MEMPHIS, Tenn. — At Meritan’s Memphis headquarters, quality improvement manager Johanna Brooks’ office shows all the signs of a busy Monday morning.
Papers are stacked on her desk, her computer is up and running, her e-mail inbox awaits her attention … and her 6-month-old son, Asher, plays happily in his nearby crib.
Asher’s presence at the office isn’t the result of a parenting schedule conflict or a day care dilemma — it’s an everyday occurrence.
In March, Meritan — a nonprofit agency that provides a variety of home health, personal care and child placement services in four states — implemented its Infant at Work program, which allows new parents to bring their babies to work during the first nine months.
“I’m a mother, so I know how important and difficult it can be to balance family and work,” said Meritan president Deborah Cotney. “In the long run, this program pays dividends for the company because it attracts and retains talent and results in satisfied, loyal employees.”
Women comprised 46.5 percent of the total U.S. labor force in 2008 and are projected to account for 47 percent of the labor force in 2016, according to the U.S. Department of Labor.

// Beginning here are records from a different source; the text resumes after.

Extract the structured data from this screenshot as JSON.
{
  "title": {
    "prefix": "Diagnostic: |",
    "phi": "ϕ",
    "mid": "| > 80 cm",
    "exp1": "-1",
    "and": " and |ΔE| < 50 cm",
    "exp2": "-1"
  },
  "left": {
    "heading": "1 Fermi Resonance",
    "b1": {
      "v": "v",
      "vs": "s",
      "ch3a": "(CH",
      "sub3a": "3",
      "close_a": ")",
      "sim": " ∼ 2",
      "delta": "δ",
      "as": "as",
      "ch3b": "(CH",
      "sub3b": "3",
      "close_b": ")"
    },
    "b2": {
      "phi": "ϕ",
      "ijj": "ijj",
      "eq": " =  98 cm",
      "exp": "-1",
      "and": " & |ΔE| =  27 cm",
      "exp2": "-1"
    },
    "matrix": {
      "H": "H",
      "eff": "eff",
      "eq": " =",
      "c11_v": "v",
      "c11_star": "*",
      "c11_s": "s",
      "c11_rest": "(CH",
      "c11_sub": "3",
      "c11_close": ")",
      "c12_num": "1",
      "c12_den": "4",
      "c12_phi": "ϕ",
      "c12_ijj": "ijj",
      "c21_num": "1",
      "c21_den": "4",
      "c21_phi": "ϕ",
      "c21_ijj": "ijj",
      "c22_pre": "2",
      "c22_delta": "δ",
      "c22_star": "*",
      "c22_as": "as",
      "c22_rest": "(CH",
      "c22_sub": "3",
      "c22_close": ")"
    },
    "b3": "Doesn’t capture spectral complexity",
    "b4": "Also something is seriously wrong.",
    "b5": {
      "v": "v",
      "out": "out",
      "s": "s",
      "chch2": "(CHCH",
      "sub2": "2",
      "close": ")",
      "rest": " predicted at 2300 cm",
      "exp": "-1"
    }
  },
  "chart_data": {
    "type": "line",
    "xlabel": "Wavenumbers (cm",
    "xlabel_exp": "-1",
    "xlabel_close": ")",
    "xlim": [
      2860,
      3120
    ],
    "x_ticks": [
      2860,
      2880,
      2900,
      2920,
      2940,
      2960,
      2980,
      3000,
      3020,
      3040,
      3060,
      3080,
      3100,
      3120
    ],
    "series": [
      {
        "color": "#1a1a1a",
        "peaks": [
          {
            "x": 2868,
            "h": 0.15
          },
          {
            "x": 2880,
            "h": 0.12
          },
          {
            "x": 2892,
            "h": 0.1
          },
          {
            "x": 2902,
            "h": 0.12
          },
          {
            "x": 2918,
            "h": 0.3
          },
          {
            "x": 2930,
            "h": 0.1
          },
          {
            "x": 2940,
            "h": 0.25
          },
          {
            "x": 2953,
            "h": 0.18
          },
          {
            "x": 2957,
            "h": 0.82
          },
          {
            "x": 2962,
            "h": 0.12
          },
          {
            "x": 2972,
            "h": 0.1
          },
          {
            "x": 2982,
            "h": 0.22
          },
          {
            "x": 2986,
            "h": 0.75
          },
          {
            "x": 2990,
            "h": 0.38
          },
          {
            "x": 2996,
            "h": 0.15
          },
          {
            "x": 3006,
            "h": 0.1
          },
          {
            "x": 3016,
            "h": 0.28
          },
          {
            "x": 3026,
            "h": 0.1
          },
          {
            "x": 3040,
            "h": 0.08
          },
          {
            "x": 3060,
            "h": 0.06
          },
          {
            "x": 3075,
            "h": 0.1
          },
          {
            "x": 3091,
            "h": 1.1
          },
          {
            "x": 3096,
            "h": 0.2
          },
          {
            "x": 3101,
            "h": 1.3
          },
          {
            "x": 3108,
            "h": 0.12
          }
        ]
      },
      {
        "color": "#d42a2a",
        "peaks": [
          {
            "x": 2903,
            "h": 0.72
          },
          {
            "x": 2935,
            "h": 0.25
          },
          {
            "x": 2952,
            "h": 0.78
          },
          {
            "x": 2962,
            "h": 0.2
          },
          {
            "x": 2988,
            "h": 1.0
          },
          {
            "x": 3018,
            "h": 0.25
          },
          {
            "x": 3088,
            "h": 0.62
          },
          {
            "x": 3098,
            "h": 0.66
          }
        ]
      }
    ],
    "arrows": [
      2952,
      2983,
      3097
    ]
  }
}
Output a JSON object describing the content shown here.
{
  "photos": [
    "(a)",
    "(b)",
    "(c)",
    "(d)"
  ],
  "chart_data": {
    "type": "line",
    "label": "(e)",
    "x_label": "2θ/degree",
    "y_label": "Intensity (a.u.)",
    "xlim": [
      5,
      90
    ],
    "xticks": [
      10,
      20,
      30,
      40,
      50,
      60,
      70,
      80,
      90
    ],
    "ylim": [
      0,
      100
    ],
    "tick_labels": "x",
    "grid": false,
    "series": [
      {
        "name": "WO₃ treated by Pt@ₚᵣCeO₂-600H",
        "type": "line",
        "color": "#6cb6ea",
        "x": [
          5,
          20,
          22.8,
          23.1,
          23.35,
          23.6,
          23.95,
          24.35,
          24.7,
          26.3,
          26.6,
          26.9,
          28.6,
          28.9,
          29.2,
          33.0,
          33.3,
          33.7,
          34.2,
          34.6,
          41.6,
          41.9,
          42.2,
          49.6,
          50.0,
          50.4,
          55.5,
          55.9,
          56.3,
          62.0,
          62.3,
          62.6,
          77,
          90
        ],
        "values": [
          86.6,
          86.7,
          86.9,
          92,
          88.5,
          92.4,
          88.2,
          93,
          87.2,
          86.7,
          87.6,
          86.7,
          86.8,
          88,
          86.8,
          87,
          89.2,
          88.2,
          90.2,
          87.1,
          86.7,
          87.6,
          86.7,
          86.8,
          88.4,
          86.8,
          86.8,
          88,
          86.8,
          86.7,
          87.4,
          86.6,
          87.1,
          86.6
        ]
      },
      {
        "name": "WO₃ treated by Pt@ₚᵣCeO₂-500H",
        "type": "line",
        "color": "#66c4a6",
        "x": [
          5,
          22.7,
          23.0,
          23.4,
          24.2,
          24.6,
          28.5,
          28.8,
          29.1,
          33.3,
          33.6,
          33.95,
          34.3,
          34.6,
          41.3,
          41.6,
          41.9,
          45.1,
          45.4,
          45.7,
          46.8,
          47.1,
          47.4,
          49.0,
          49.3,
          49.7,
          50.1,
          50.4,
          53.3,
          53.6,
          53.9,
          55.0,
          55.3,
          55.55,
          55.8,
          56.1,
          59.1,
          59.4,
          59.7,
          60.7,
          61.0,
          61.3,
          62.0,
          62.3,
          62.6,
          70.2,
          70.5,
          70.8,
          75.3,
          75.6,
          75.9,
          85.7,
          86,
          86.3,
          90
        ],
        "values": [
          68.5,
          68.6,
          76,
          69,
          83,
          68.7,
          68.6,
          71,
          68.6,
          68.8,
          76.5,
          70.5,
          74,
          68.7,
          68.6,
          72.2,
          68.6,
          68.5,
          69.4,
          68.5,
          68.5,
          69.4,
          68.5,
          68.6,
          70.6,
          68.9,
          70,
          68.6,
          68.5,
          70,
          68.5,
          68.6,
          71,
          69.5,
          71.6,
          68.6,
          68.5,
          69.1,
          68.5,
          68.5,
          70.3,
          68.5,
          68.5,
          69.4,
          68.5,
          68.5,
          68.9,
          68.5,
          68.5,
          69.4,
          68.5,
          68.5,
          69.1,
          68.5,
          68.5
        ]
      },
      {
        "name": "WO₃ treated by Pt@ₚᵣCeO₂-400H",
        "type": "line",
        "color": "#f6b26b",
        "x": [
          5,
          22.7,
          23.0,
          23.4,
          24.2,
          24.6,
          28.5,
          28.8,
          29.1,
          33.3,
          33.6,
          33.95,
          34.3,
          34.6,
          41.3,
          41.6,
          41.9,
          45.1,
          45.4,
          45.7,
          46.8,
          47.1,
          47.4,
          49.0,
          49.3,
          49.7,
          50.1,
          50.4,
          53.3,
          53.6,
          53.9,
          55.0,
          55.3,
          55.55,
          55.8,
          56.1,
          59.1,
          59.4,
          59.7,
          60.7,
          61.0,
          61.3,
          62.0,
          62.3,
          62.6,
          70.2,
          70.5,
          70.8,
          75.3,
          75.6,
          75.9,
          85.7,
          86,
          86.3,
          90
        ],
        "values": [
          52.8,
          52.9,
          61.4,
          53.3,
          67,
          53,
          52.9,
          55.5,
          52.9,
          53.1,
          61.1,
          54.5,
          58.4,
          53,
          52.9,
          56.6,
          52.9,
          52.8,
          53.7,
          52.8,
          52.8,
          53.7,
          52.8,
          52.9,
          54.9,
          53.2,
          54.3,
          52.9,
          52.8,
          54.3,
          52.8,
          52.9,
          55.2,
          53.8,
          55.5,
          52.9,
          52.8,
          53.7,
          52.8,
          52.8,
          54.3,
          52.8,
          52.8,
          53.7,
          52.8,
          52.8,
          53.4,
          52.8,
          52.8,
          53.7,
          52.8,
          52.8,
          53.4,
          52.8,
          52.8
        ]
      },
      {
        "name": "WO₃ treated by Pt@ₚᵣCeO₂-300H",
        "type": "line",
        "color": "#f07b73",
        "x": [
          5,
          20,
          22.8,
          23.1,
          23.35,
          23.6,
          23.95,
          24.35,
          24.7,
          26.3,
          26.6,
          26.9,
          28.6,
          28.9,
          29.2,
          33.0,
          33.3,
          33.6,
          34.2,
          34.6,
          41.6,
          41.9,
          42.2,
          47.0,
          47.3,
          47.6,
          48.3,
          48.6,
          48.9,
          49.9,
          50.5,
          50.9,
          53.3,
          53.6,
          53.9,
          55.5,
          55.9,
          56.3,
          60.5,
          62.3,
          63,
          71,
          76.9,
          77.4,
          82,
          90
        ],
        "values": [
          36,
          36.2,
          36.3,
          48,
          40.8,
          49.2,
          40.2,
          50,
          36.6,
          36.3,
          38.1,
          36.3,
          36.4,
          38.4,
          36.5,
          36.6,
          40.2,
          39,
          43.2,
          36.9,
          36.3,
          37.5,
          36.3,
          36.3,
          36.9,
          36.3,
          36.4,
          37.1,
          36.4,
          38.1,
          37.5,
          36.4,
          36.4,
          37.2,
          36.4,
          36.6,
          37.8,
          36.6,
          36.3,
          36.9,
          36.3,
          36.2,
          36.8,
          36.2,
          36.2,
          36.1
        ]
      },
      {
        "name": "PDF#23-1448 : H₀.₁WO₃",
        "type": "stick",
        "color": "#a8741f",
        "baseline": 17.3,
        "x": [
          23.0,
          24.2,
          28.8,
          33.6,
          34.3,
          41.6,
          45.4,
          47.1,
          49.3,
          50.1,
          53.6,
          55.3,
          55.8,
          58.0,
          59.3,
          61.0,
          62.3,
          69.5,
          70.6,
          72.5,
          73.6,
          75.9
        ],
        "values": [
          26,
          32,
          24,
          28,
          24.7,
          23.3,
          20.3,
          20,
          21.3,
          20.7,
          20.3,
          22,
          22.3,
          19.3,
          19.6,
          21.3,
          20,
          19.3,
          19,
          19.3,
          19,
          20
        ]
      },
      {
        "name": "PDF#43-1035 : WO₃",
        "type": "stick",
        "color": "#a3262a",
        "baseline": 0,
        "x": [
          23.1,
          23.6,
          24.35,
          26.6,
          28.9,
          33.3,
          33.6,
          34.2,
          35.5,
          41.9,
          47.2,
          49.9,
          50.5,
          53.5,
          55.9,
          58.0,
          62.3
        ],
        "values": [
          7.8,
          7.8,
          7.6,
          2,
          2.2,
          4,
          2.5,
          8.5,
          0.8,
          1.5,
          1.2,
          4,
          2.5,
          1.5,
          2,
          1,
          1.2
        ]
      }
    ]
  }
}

Seventy-five percent of employed women last year worked in full-time jobs.
“Our work force here is 86 percent women, and most of those women also still bear the bulk of the responsibility at home,” Cotney said. “We are an organization that serves families. Offering new parents an opportunity to spend more time with their babies without giving up their jobs made sense for what our organization stands for.”
During the eight months since Meritan introduced the Infant at Work program, five employees, including one father, have participated.
While the initial thought of such a program may evoke images of howling babies and surrounding employees holding their heads in anguish, it hasn’t been a problem so far.
If babies get rowdy or need to nurse, parents must take them to a secluded quiet room. Sick infants must stay home. Babies must be supervised at all times, even if it means enlisting a coworker’s help while the parent takes a break. And children only can participate in the program until they turn 9 months old or begin to crawl.
“We’ve had no complaints so far,” Cotney said. “In fact, it’s been amusing to watch the employees gravitate to the children. People enjoy stopping by to say ‘hello’ to the babies or hold them. It has boosted morale.”
Based on the organization’s research, Meritan is one of about 70 companies nationwide to offer this benefit. In addition to studying similar programs across the country, Cotney also did extensive groundwork before introducing Infants at Work.
“Our board, including a human resources specialist, had a very practical discussion first. We weighed the pros and cons carefully,” she said.
Subsequently, Meritan sought input from its insurance company. Because high liability insurance already is a necessity for a health care organization such as Meritan, additional costs were minimal.
A companywide employee survey followed, and the feedback was positive, Cotney said.
“In general, employees appreciate it when they see that their company is striving to find ways to make their lives easier,” she said.
Participating mother Brooks, 29, says her life definitely is easier. She was six months pregnant when Meritan announced the new program.
“At that time, the panic had set in,” she said. “My main concern was, ‘Am I really going to be able to juggle a baby and work?’ They told us about the program and I was so relieved. When I went home and told my husband, he was in shock.
“This program has saved us about $7,000 in day care costs and given us so much peace of mind. And as a first-time mother, it was particularly nice for me — I always felt like eight weeks of maternity leave wasn’t going to be enough.”